I made a mistake in my first church and learned a very important lesson. I preached a sermon with one person in mind.

After business meeting one Wednesday night, a woman came to me “hopping mad.” Things had not turned out the way she wanted them to turn out, and she wanted me to know she was mad. She said, “This is my church! I have been in this church my whole life. My parents were in this church their whole lives. This is my church! I am not going to let these newcomers come into MY church and tell me what to do.” (The newcomers she referred to had been members of the church for 21 years.)

I thought about this woman all week long as I selected the Scripture—Matthew 16, where Jesus said, “On this rock I will build MY church.” I thought about this woman while I was writing the sermon—the church belongs to Jesus and not to us. When I preached the sermon on Sunday morning, I looked around the congregation to make sure she was there. Then, I preached to her. I made sure that I wasn’t looking at her too often. I didn’t want to be too obvious.
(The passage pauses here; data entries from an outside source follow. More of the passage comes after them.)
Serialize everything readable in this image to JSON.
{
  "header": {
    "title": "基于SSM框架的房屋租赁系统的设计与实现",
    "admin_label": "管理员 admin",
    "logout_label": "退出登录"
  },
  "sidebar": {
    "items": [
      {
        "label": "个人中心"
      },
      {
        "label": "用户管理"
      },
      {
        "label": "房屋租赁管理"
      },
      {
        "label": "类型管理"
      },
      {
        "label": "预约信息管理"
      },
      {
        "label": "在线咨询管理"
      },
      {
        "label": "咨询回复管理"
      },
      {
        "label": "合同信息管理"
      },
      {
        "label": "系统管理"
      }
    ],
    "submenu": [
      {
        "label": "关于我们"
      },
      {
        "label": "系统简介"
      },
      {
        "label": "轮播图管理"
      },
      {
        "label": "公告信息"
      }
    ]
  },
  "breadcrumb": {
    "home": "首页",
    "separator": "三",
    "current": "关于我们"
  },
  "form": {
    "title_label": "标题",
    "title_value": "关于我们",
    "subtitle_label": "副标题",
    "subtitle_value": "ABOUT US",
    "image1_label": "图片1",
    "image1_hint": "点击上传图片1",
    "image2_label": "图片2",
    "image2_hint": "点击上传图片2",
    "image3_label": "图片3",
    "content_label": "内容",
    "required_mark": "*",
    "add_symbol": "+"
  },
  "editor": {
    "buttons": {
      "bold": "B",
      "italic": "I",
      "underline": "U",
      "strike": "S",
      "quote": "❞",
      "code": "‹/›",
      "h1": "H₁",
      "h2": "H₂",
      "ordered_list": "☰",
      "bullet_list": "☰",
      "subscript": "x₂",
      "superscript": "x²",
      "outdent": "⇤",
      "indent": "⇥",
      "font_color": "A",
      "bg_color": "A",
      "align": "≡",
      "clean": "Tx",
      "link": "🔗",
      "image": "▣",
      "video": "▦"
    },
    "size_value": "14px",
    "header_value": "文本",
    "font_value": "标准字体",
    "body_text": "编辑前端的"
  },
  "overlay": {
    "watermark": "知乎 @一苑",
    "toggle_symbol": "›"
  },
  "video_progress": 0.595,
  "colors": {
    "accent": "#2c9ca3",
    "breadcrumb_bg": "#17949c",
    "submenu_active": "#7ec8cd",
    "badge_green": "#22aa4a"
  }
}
When the service was over, I went to the back door and waited for her to come by. Sure enough, she waited around at the back of the sanctuary until everyone had left. She was the last one to speak to me. She took me by the hand and said, “That was a really good sermon. You really told THEM.”

With that in mind… I am not preaching to THEM this morning. I am preaching to YOU. Every person in this sanctuary needs to hear this message. Every person in this church needs to pray for our church by praying, “Not my will…Thy Will Be Done.”

Some of us will need to spend time praying about the things we don’t want to change about our church. Perhaps it is the music of the church or the buildings of the church. We need to talk to God about what we feel and what we think. Then, we need to turn it over to God, Thy Will Be Done.

Some of us will need to spend time praying about the things we want to see changed. Perhaps it is the music of the church or the buildings of the church. (It might even be the pastor of the church.) We need to talk to God about what we feel and what we think. We need to tell God how much better the church would be if the leadership would just do things the way we think things ought to be done. Then, we need to turn it over to God, Thy Will Be Done.